不等他说完,江酒一记粉拳砸过去,“讨厌。”
陆夜白被她这酥酥麻麻的柔弱声音嗔得骨头的软了,起身将她抱起,大步朝外面走去。
江酒惊呼了一声,恼道:“你不是说不想要我么,这是干什么?”
“现在改变主意了,有本事你逃啊。”
“……”
混蛋!
…
一道闪电划破天际,接着,闷雷不断地往下劈。
病房内。
南枭看了一眼外面阴沉的天,试着道:“快下大雨了,现在天气冷,要是淋了雨,会感冒的,
那丫头眼睛也还没恢复,如果沾了生水,极有可能会恶化,她已经跪了一天一夜,你赶紧去将她带回来吧。”

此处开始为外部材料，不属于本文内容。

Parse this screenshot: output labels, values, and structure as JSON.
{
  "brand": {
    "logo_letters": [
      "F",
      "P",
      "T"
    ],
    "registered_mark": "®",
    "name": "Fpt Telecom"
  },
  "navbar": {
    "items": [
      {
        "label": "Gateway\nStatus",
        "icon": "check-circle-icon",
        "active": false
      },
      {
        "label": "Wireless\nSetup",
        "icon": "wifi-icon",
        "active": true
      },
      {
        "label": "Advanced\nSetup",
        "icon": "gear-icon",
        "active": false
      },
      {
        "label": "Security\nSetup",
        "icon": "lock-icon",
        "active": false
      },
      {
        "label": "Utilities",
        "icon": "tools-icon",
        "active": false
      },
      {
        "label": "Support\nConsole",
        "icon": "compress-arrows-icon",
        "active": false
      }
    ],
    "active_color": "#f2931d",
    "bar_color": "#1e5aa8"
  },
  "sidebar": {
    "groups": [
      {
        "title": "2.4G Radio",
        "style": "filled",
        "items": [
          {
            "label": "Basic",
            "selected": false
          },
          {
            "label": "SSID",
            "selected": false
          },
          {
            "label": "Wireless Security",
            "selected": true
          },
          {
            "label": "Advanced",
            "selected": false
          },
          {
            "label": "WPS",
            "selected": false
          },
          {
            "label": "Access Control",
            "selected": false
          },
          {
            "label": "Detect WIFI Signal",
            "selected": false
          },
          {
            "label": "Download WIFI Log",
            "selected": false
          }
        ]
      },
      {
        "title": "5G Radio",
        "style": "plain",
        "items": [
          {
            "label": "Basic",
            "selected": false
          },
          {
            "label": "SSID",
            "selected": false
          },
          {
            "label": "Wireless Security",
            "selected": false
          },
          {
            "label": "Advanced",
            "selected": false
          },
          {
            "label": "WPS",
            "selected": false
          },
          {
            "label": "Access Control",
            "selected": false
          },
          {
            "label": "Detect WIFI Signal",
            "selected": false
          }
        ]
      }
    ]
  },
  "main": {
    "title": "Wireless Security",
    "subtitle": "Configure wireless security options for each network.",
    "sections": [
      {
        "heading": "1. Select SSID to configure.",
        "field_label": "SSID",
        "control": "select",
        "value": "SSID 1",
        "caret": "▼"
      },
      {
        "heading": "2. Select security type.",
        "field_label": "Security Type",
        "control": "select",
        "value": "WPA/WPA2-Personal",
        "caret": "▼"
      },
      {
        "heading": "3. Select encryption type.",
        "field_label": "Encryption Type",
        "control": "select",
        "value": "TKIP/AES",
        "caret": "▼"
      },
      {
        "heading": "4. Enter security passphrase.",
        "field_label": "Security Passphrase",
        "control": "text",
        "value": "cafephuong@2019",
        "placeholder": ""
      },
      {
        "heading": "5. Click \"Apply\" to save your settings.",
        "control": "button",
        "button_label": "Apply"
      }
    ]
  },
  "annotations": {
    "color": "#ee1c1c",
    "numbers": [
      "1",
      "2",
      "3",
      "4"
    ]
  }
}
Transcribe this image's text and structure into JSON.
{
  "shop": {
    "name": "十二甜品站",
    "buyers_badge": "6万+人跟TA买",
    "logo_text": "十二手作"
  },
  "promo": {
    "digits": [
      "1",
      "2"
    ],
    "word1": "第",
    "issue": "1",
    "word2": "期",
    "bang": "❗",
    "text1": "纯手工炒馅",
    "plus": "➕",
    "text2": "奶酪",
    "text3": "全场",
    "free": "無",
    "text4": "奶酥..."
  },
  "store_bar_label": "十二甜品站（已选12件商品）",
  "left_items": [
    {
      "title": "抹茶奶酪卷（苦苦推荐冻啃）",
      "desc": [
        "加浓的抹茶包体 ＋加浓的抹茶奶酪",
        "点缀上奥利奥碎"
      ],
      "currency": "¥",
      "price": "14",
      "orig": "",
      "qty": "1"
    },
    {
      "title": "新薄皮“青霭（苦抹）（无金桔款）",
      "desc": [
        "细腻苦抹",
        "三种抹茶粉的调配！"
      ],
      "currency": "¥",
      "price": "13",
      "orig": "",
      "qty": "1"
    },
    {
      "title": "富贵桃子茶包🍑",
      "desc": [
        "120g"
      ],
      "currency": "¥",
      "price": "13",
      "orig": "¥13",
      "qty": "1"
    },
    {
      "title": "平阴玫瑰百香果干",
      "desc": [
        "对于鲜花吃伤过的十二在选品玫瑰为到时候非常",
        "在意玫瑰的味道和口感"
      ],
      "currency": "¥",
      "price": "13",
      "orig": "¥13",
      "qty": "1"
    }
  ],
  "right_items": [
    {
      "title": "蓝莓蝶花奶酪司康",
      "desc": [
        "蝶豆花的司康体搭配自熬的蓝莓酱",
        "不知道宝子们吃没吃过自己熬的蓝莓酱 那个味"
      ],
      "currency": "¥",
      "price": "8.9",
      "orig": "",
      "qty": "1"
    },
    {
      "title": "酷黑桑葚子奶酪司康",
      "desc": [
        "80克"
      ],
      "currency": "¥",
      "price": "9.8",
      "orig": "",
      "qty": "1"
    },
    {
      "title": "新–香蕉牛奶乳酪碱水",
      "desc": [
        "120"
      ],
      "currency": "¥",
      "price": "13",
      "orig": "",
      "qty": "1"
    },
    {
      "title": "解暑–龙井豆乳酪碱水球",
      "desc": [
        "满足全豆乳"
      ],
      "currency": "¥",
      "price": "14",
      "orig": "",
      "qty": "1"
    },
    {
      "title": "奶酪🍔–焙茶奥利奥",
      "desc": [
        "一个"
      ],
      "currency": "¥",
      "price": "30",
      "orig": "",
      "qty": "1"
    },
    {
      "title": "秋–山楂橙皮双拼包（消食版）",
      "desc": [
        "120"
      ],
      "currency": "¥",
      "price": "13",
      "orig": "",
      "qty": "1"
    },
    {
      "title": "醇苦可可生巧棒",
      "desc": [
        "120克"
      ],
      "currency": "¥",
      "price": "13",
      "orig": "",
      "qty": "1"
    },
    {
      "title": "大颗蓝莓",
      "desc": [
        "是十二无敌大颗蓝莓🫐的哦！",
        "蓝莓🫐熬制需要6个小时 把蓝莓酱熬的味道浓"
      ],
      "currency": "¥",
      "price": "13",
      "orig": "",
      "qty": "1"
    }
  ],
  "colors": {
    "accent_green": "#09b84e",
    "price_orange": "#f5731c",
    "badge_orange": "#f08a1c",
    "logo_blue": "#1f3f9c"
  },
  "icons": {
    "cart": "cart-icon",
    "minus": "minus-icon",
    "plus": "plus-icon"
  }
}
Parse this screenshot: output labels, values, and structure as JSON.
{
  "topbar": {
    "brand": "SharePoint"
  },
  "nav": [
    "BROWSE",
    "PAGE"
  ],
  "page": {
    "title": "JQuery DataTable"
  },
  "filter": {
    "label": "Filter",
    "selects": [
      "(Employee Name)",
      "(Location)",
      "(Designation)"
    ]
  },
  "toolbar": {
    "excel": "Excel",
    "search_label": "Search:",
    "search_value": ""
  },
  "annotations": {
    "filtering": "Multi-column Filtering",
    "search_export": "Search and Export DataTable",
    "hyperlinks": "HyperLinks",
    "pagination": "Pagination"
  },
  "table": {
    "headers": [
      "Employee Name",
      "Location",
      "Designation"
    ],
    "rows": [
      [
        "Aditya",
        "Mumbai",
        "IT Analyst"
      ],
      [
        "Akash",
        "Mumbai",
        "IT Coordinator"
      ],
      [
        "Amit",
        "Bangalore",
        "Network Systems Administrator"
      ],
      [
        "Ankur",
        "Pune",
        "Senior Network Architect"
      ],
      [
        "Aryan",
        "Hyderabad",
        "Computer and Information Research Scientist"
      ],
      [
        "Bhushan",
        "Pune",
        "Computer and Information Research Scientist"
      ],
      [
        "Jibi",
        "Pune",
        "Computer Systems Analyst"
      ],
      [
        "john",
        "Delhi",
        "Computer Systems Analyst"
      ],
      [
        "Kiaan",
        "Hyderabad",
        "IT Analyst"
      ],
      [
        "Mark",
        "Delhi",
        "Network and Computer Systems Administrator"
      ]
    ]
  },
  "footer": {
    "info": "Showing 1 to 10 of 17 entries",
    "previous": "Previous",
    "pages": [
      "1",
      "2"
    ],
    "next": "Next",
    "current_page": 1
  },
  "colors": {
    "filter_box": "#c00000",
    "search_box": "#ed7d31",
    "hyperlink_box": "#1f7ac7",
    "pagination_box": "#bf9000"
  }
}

洛殇将手里的开水瓶放下,然后将刚倒出来的温水放在了床头柜上。
“拿吸管吸,别起身,如果你要是敢不听,我懒得管你了。”
说完,她踱步朝外面走去。
南枭看着她的背影,唇角不禁勾起了一抹笑意。
口是心非的女人。
如果不是心里在乎,她会心甘情愿留下来任他驱使么?
虽然时时刻刻板着脸,但他已经很知足了。
经历了那么多伤痛,他不指望她能像天真少女那边对他露出明媚的笑容了。
只要她待在他身边,哪怕她天天冷眼相待,他也甘之如饴。
洛殇出了医务室后,骑着电动车朝鳄鱼潭而去。
她心里倒没怎么排斥那丫头,就是单纯的生气,气她不懂得爱护自己。
拿自己的性命演戏,在她看来就是愚蠢至极的做法。
野兽是毫无理性可言的,她是运气好,没有直接掉进鳄鱼的嘴里。
如果运气差,她摔下去时身边正好有鳄鱼,哪还轮得到她去救,早就被咬死了。
骑车一路穿过训练场,最后抵达最里面的鳄鱼潭。
隔得远远地,她依稀看到一抹小身影跪在地上。
都一天一夜了,她的腰杆子仍旧挺得笔直,浑身透着一股子倔强劲儿。
唉,这样固执的性情,总有一日会吃亏的。